Risk-reward ratio explained: the win rate you actually need
The risk-reward ratio is the most misunderstood number in trading. On its own it tells you nothing — a 5:1 trade is worthless if it only wins 5% of the time, and a 1:2 trade can be a goldmine if it wins 80%. What matters is how reward-to-risk and win rate combine into expectancy: the average profit per trade. This pairing is why a bot with a 70% win rate can still bleed money and one that loses 65% of its trades can be wildly profitable. This guide explains the ratio, the break-even win-rate math, and how to read the two numbers together.
What the risk-reward ratio is
The risk-reward ratio compares what you stand to make to what you stand to lose on a trade. If your stop is $1 below entry and your target is $2 above, you are risking 1 to make 2 — a 1:2 risk-reward, or a reward-to-risk of 2. It is set the instant you place your stop and target, before the market does anything, which is why disciplined bots define both in advance.
The break-even win rate
Every reward-to-risk implies a minimum win rate just to break even. The formula is simple: break-even win rate = 1 / (1 + reward-to-risk). The higher your reward relative to risk, the fewer trades you need to win.
| Reward : Risk | Break-even win rate | What it means |
|---|---|---|
| 1 : 1 | 50% | Must win half just to tread water |
| 2 : 1 | 33.3% | Can lose two of three and still profit |
| 3 : 1 | 25% | One winner pays for three losers |
| 1 : 2 | 66.7% | Needs a very high win rate to survive |
Expectancy ties it together
Neither number means anything alone — expectancy is the bridge. Expectancy is the average dollars (or R) you make per trade: (win% × avg win) − (loss% × avg loss). A positive expectancy means the strategy makes money over many trades; negative means it bleeds, no matter how good a single trade looks. This is the real output of the win-rate profit calculator.
The high-win-rate trap
Scam bots and grid systems often advertise a sky-high win rate by taking tiny profits and letting losers run — a 1:10 reward-to-risk. They win 90% of trades and then a single loss erases fifty wins. A high win rate with a terrible reward-to-risk is the classic signature of negative expectancy dressed up to look like genius. Always ask for the average win and average loss, never just the win rate.
Expectancy in code
python · expectancy.pydef expectancy(win_rate, avg_win_R, avg_loss_R):
return win_rate * avg_win_R - (1 - win_rate) * avg_loss_R
print(expectancy(0.35, 4, 1)) # +0.75 R per trade → profitable
print(expectancy(0.70, 1, 3)) # -0.20 R per trade → loses money
Using the ratio in a bot
Set a minimum reward-to-risk per trade (many trend bots demand at least 2:1) and let the win rate fall where it may — you only need the implied break-even rate, not a high one. Measure realised expectancy over many trades on the backtester, and remember fees and slippage quietly worsen both your average win and your effective ratio.
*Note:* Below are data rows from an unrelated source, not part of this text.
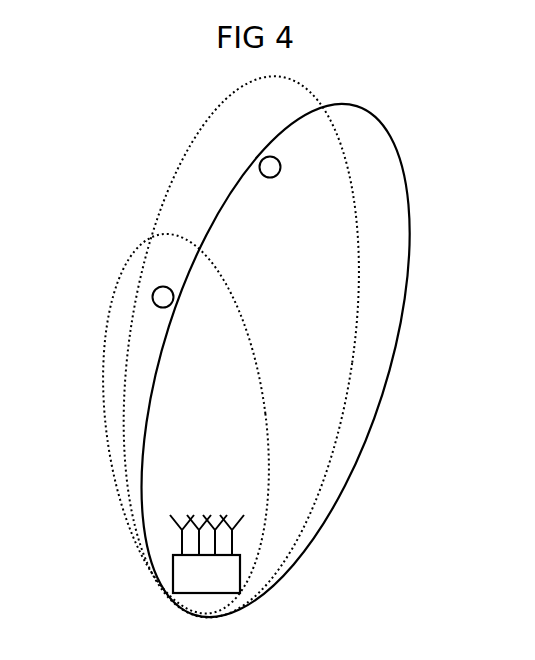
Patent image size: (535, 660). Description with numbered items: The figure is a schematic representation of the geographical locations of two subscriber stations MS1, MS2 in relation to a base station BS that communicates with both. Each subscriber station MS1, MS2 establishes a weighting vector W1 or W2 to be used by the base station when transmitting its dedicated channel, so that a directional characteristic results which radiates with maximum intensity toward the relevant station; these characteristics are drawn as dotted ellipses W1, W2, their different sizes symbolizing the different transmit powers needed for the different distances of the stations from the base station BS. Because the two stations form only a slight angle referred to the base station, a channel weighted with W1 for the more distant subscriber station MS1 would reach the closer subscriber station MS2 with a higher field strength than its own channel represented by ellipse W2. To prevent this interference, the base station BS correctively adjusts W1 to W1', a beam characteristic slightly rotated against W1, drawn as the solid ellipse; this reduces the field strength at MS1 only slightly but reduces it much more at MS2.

The weighting vector W1 is at (241, 347).
The corrected weighting vector W1' is at (279, 360).
The weighting vector W2 is at (100, 371).
The subscriber station MS1 is at (270, 178).
The subscriber station MS2 is at (163, 308).
The base station BS is at (207, 554).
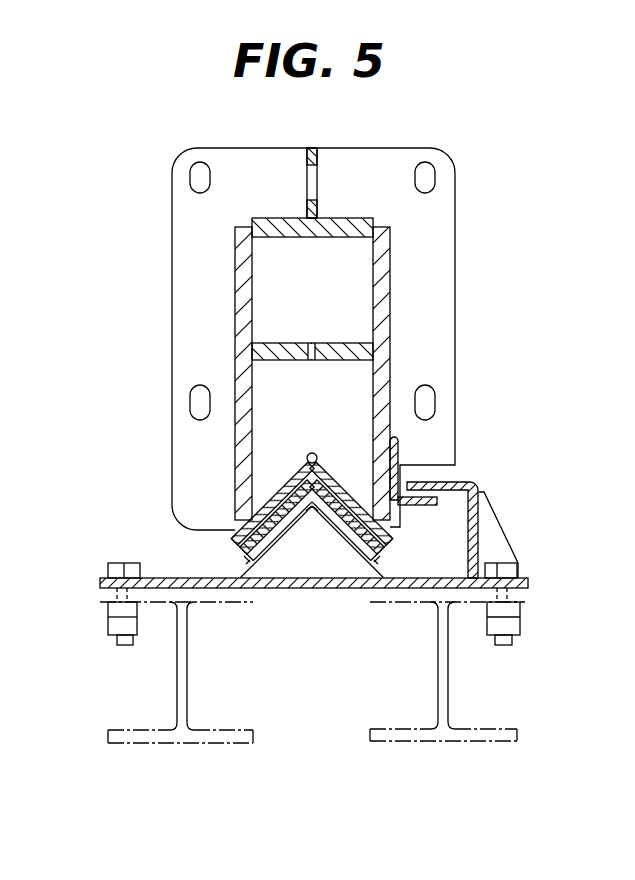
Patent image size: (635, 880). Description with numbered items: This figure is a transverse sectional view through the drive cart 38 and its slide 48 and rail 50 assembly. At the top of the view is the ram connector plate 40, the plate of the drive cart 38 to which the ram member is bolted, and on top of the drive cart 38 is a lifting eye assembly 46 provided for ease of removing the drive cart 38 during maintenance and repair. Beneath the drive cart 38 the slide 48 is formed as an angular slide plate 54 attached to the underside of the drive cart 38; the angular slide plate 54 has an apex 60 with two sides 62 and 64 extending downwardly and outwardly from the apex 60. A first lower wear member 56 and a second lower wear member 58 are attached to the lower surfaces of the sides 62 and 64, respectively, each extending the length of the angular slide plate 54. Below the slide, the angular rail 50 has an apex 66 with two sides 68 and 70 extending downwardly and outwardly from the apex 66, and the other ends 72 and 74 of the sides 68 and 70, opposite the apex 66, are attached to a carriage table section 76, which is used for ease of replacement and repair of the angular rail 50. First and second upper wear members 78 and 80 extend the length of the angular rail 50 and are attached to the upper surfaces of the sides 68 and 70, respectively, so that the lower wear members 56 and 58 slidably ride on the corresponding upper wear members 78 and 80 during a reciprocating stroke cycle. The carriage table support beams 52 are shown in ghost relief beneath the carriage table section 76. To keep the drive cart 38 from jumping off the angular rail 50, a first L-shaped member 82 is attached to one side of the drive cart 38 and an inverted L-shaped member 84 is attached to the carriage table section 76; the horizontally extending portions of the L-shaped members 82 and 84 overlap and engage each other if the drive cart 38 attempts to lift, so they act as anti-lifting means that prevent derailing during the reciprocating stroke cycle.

The drive cart 38 is at (392, 274).
The ram connector plate 40 is at (399, 150).
The lifting eye assembly 46 is at (318, 162).
The slide 48 is at (337, 462).
The angular rail 50 is at (329, 553).
The carriage table support beams 52 is at (214, 744).
The angular slide plate 54 is at (300, 490).
The first lower wear member 56 is at (235, 558).
The second lower wear member 58 is at (400, 555).
The apex 60 is at (305, 466).
The side 62 is at (292, 512).
The side 64 is at (388, 455).
The apex 66 is at (312, 515).
The side 68 is at (288, 565).
The side 70 is at (350, 565).
The end 72 is at (284, 524).
The end 74 is at (362, 588).
The carriage table section 76 is at (528, 586).
The first upper wear member 78 is at (238, 580).
The second upper wear member 80 is at (378, 578).
The first L-shaped member 82 is at (398, 447).
The inverted L-shaped member 84 is at (476, 485).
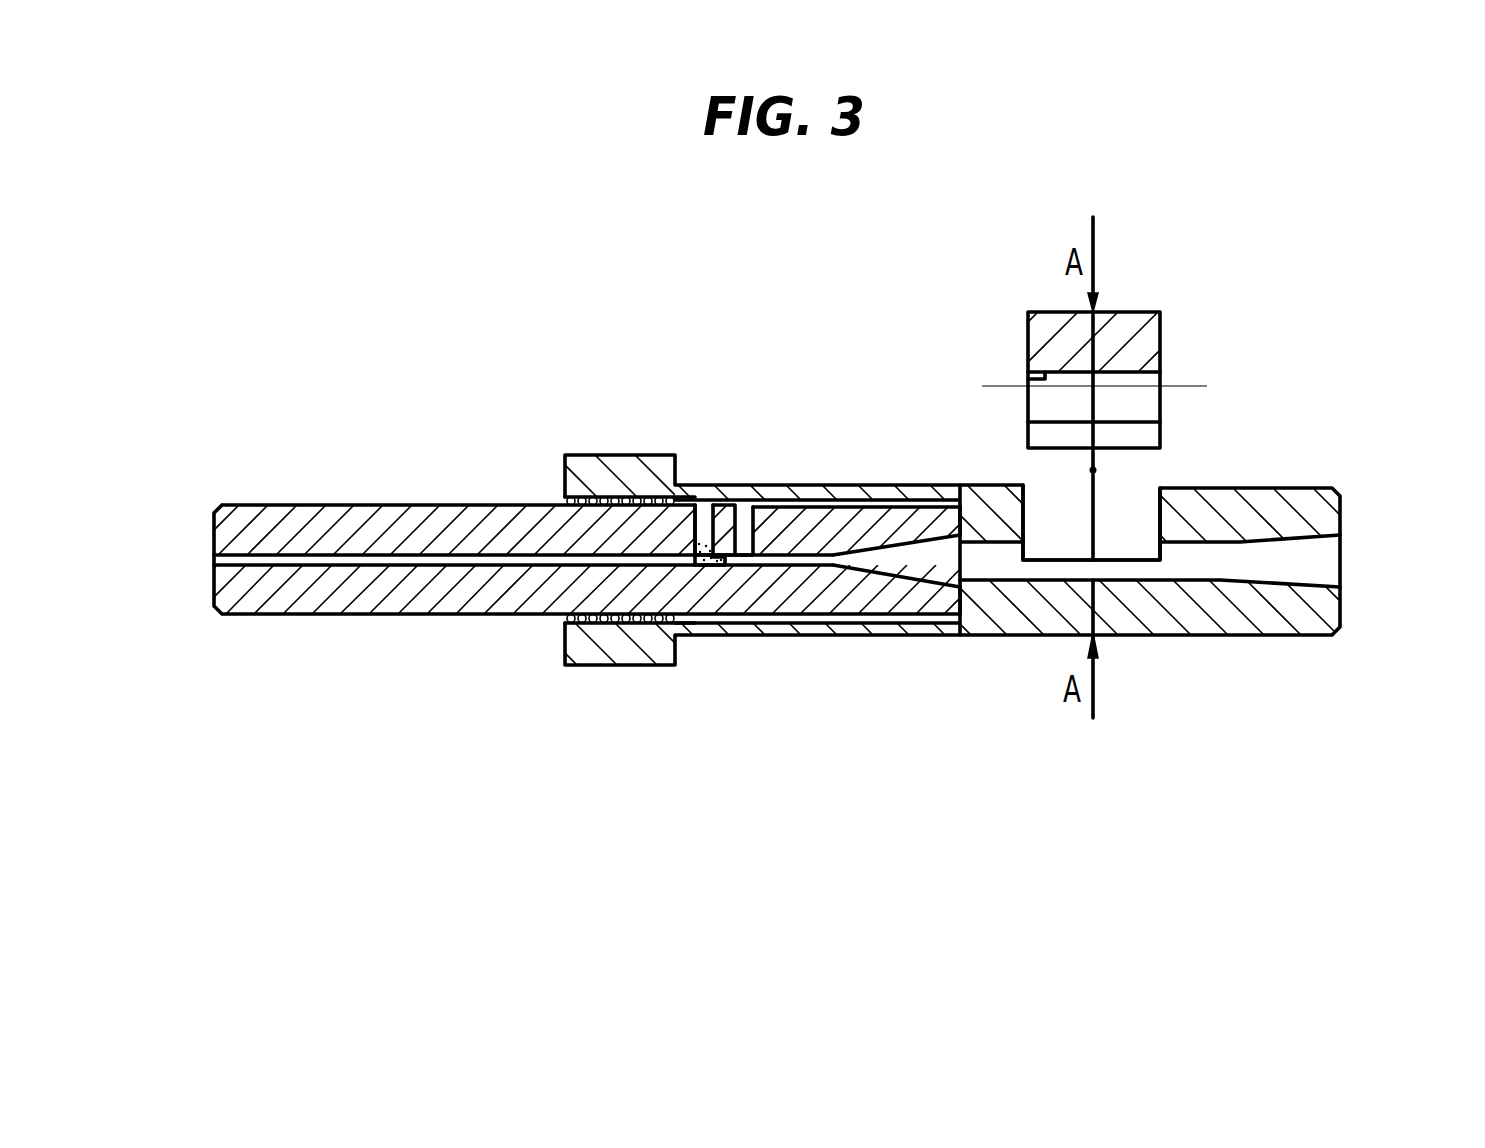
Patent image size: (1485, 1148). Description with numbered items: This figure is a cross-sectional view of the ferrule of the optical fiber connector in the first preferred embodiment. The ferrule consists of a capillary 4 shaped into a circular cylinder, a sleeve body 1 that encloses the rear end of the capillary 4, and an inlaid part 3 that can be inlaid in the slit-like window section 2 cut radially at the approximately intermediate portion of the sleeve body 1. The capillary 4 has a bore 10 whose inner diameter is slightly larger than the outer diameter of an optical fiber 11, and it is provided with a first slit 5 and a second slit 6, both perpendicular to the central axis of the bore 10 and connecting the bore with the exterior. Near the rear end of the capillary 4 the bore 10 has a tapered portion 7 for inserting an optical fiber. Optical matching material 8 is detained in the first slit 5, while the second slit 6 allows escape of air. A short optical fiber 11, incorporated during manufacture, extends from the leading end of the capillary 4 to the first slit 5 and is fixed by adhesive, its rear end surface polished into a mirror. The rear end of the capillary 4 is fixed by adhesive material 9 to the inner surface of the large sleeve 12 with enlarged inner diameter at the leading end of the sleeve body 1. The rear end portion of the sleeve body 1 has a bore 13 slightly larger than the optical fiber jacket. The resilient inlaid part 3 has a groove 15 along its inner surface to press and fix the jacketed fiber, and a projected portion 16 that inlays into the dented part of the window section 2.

The sleeve body 1 is at (1023, 632).
The window section 2 is at (1133, 490).
The inlaid part 3 is at (1142, 317).
The capillary 4 is at (311, 505).
The first slit 5 is at (703, 512).
The second slit 6 is at (743, 512).
The tapered portion 7 is at (907, 583).
The optical matching material 8 is at (707, 567).
The adhesive material 9 is at (565, 622).
The bore 10 is at (425, 567).
The optical fiber 11 is at (318, 558).
The large sleeve 12 is at (880, 495).
The bore 13 is at (1225, 583).
The groove 15 is at (1032, 378).
The projected portion 16 is at (1147, 435).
Frequently asked questions
What is a good risk-reward ratio?
There is no universally good ratio — it only matters relative to win rate. A 2:1 reward-to-risk is a common target because it only needs about a 33% win rate to break even, but a 1:2 ratio can be excellent if the strategy wins 80% of the time. The ratio is meaningful only when paired with the win rate through expectancy.
How do I calculate the break-even win rate?
Break-even win rate equals 1 divided by (1 plus the reward-to-risk ratio). A 1:1 trade needs 50%, a 2:1 trade needs about 33%, and a 3:1 trade needs just 25%. The higher your reward relative to risk, the fewer trades you need to win to stay profitable.
Can a high win rate still lose money?
Yes, easily. A strategy that wins 90% of trades by taking tiny profits and letting losers run can have a 1:10 reward-to-risk, where a single loss erases fifty wins, giving it negative expectancy. A high win rate with a poor reward-to-risk is a classic disguise for a losing system, which is why average win and average loss matter more than win rate alone.
What is expectancy in trading?
Expectancy is the average profit per trade, calculated as (win rate times average win) minus (loss rate times average loss), usually expressed in R or dollars. Positive expectancy means the strategy makes money over many trades; negative means it loses, regardless of how good any single trade appears. It is the number that ties win rate and risk-reward together.